Das geschieht KI-gestützt und hat für den Einkäufer den Vorteil, dass die ausgewählten Anbieter aktuell die Fähigkeiten und auch wirklich die Kapazitäten haben, diese Anfrage zu bearbeiten. Streuverluste im Rechercheprozess fallen so weg. Das spart dem Einkäufer teilweise über die Hälfte der sonstigen Zeit für einen Suchprozess.
Inwieweit sind solche Handelsplätze bereits I4.0-fähig?
Schmid: Der B2B-Bereich läuft dem B2C-Bereich hier hinterher, holt aber beständig auf. Such- und Filterfunktionen werden immer leistungsfähiger. So erwarten die Einkäufer Volltextsuchen, bei denen das gesamte Profil eines Anbieters nach einem Suchbegriff durchleuchtet wird, und nicht mehr nur Suchen nach Kategoriebegriffen.
Auch werden Technologien wie Virtual und Augmented Reality in Zukunft an Bedeutung gewinnen. Maschinen können dann von allen Seiten besichtigt oder virtuell in die eigene Produktionshalle gestellt werden. Diese Technologien werden zunehmend auch die klassischen Präsenz-Messen ersetzen, weil eine Reise zu einer Produktschau dann nicht mehr notwendig sein wird.
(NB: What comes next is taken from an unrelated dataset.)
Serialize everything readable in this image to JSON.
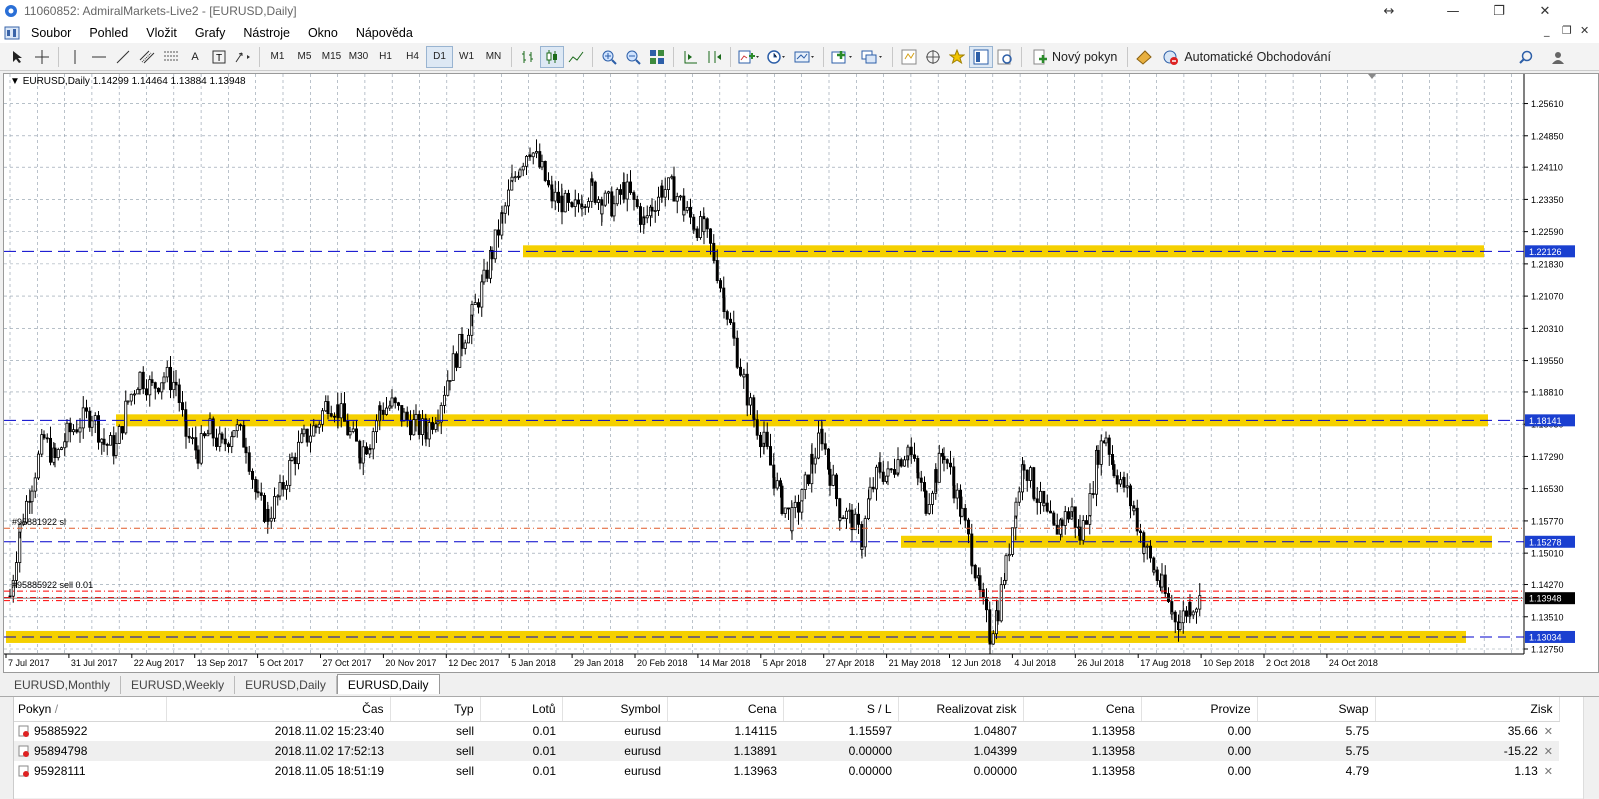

Wie verändern sich vor diesem Hintergrund die Anforderungen an die Einkaufsverantwortlichen? Und kommt es hier auch zu einer Veränderung hinsichtlich persönlicher Beziehungen oder des berühmten „Bauchgefühls“?
Schmid: Der Beruf des Einkäufers ist ganz klar digitaler und strategischer und damit auch anspruchsvoller geworden. Schnittstellen-Management im eigenen Unternehmen gewinnt ebenso an Bedeutung wie die Nutzung von digitalen Tools, allen voran allgemeine wie spezielle Suchplattformen im Internet.
Dem Einkaufsmanager kommt außerdem gerade in der jetzigen Pandemie-Zeit eine ganz besondere Stellung im Unternehmen zu. Er muss quasi das Unmögliche möglich machen, wenn bestehende Lieferketten wegbrechen, die eigene Produktion aber am Laufen gehalten werden muss. Dennoch bleiben persönliche Beziehungen auch in Zukunft wichtig. Ein vorausschauender Einkäufer wird diese guten Beziehungen aber nicht mehr nur zu einem Anbieter, sondern zu mehreren Zulieferern aufbauen müssen, um immer eine Alternative zur Hand zu haben.